I GARDES DU CORPS

Si le lecteur a oublié peut-être que Le Royal avait donné rendez-vous chez Myrta à Bouracan, Strapafar, Corpodibale et Trinquemaille, eux n’avaient garde de l’oublier.

Ils arrivèrent donc rue des Lavandières. Lorsqu’ils furent arrivés, ils demeurèrent consternés, n’en pouvant croire leurs yeux. Mais il fallait bien se rendre à l’évidence ; il n’y avait plus d’auberge !

Les quatre estafiers songèrent à s’informer des moyens de retrouver Beaurevers. Trinquemaille, que son caractère onctueux et papelard appelait aux délicates missions, fut délégué vers un bourgeois ventru et congestionné, lequel, établi tripier et marchand de rogatons à quelques pas de l’auberge, avait tout vu et pour la septième fois depuis le matin, recommençait le récit de l’incendie.

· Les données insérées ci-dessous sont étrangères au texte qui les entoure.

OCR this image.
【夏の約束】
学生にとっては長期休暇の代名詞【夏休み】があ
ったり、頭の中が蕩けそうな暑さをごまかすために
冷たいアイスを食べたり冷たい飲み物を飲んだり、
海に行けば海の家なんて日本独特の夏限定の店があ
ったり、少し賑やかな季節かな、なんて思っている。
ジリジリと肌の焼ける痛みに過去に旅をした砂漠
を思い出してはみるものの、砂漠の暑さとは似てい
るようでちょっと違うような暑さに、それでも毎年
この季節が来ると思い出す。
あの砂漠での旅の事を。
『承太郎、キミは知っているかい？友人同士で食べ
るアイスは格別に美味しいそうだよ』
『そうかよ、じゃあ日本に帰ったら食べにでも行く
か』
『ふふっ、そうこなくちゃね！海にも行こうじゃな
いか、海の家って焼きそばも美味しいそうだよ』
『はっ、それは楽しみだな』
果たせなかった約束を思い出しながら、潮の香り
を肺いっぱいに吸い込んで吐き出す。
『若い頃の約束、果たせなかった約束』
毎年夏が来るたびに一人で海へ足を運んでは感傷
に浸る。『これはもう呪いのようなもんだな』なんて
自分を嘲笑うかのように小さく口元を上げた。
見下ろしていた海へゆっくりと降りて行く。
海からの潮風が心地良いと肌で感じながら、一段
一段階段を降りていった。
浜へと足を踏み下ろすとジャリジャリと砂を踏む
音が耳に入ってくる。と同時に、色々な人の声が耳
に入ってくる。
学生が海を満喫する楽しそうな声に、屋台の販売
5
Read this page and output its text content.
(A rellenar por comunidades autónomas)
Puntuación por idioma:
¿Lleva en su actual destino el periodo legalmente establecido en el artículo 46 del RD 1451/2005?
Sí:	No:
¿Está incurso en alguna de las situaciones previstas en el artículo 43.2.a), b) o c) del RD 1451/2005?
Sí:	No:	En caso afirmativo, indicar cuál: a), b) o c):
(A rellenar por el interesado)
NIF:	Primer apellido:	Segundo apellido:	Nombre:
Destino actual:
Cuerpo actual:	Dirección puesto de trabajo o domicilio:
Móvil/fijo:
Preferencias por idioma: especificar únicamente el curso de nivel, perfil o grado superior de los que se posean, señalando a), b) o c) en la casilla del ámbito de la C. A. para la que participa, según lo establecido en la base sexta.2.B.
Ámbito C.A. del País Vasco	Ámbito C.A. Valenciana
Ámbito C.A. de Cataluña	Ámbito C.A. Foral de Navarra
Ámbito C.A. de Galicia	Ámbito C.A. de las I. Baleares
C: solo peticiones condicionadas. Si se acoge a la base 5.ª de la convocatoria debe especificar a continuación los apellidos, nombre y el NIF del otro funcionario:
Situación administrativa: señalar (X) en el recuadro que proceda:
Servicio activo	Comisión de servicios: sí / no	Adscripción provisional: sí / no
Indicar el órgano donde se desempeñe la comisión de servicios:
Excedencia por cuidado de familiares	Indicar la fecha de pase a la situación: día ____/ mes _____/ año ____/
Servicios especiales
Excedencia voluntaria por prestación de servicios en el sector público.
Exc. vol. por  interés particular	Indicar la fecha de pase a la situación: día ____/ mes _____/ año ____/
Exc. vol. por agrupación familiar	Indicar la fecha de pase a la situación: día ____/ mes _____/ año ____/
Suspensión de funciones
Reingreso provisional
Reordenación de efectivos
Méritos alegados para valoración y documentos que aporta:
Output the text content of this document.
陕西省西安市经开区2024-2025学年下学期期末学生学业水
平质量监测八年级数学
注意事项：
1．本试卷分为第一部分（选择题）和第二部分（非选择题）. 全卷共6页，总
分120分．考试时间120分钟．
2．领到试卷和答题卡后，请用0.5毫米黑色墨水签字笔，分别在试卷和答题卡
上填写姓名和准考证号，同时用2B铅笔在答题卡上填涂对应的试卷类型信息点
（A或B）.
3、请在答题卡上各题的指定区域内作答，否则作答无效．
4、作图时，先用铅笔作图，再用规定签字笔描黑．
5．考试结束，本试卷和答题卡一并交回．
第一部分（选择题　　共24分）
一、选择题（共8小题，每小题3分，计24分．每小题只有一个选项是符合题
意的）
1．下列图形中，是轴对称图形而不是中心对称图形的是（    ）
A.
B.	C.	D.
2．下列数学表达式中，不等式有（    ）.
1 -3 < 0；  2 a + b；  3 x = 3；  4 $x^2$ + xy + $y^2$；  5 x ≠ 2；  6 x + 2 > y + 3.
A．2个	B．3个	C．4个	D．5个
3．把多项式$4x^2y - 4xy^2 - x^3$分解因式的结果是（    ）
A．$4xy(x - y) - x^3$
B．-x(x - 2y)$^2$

Notre bourgeois avait réellement tout vu. Sollicité par Trinquemaille et enchanté de trouver un auditeur de bonne, volonté, il recommença une huitième fois son poème. Lorsqu’il eut terminé, Trinquemaille était pâle et tremblant.

– Mes enfants, nous sommes perdus, dit-il à ses acolytes.

– Quoi ? Qu’est-ce qui se passe ?

– Le Royal est mort ! Attaqué par une bande de ruffians du guet, il s’est enfermé dans l’auberge, à laquelle il a mis le feu plutôt que de se rendre vif. Honneur à sa mémoire !

Ils se regardèrent et se firent pitié les uns aux autres. Pour la première fois de leur vie, ils connaissaient la douleur. Et cette douleur n’était pas seulement sincère, elle était désintéressée.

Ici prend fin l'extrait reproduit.